All kinds of clever—Sally Potter’s 1992 film version of Virginia Woolf’s novel Orlando is a daring, daunting, playful work of some considerable intellectual force that just misses greatness owing to a lack of emotional weight. That might not be too surprising since the movie attempts to pack 400 years into a 93-minute running time. The story follows Orlando (Tilda Swinton), a young man who finds favor with Queen Elizabeth I (Quentin Crisp). Elizabeth promises Orlando that he may keep his great house and land forever—on the proviso that Orlando never gets old or withers. Surprisingly, he never does, and the film charts Orlando’s subsequent life and adventures in a series of vignettes that take him through the pages of history and on into the present day.
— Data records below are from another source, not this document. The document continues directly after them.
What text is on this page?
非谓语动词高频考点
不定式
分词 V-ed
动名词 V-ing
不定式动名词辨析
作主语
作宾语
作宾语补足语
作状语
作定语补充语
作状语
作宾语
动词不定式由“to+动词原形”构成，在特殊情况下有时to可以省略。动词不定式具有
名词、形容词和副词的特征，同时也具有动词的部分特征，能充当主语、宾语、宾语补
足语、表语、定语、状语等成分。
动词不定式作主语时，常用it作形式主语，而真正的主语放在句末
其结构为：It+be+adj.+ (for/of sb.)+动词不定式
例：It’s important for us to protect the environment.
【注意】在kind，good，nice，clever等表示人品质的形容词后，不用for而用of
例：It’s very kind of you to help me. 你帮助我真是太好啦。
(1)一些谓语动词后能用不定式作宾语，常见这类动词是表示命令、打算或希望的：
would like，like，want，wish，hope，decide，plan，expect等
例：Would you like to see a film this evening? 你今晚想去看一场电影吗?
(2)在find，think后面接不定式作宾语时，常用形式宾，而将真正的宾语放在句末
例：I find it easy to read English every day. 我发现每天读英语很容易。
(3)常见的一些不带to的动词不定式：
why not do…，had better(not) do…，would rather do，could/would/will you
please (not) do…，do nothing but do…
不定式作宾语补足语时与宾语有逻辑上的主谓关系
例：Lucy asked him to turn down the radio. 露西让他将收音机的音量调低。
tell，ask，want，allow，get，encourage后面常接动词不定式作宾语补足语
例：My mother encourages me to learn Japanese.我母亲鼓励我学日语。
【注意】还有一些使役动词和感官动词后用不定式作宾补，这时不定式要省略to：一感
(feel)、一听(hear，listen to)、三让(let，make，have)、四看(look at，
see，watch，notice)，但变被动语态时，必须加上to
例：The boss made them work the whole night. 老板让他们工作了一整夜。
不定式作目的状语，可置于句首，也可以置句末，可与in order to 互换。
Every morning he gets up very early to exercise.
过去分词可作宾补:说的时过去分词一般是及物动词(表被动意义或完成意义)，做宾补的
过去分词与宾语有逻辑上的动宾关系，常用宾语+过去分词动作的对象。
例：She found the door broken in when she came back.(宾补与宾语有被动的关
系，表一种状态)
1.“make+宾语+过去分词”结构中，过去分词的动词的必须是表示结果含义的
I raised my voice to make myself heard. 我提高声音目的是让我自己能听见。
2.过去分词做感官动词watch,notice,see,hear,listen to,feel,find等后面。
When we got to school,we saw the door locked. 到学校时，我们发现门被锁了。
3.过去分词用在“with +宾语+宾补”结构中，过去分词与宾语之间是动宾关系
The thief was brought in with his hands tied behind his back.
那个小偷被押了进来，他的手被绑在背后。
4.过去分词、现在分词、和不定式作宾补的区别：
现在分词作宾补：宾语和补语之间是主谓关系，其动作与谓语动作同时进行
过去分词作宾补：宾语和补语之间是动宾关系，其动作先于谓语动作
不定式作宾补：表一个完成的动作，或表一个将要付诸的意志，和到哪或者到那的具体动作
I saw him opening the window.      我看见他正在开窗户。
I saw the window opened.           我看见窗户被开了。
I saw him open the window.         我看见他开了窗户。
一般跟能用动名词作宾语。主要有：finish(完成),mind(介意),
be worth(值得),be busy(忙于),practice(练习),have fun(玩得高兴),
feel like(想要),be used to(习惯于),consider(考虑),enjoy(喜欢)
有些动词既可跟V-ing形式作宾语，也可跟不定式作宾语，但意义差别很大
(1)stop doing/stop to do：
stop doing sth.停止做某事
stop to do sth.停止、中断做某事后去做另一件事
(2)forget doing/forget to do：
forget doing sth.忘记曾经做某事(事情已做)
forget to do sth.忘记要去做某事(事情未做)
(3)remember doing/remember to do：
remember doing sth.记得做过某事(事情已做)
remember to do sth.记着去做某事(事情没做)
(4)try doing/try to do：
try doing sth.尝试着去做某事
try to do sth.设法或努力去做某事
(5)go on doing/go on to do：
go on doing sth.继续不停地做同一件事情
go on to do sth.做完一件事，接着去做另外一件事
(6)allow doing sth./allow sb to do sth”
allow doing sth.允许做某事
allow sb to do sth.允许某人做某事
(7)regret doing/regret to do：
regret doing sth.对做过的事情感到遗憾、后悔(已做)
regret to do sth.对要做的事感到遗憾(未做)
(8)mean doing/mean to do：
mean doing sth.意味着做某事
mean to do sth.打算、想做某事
Of course, there are complications—like the fact that halfway through the film Orlando turns into a woman. Despite Orlando’s own realization—“The same person, no difference at all, only a different sex”—the law of the land still insists that she cannot own land because that’s forbidden to women (not to mention that she’s 200 years old and therefore should obviously be dead).
Sexual identity, of course, is at the center of the film. That should be obvious from the casting. Not only do we have Swinton (who is never made to look different as man or woman) as Orlando, but also there’s the stunt casting of author and raconteur Quentin Crisp as Elizabeth I. On the one hand, this is for purposes of sexual ambiguity, but at the same time it’s also part and parcel of the movie’s playfully campy nature, since at bottom what we have is an old queen played by, well, an old queen. It’s the sort of thing that makes Orlando an enjoyable film. On the other hand, it’s the deliberately distanced performance of Swinton that cheats the work out of much in the way of an emotional center.
We’re entertained by the film. We cannot delight in its physical look—very much akin to the films of Peter Greenaway (not surprising since Potter used his production designers). We can endlessly discuss the implications of both its feminist and sexually ambivalent agendas. But it’s difficult to ever much care about Orlando him/herself, since the character moves through the story more as a mildly interested spectator than a participant. It’s certainly a great moment of intellectual revelation when Orlando blandly realizes that he hasn’t changed, only his gender, but it’s done so blandly that there’s no kick. Still, on its own merits, it’s a remarkable work.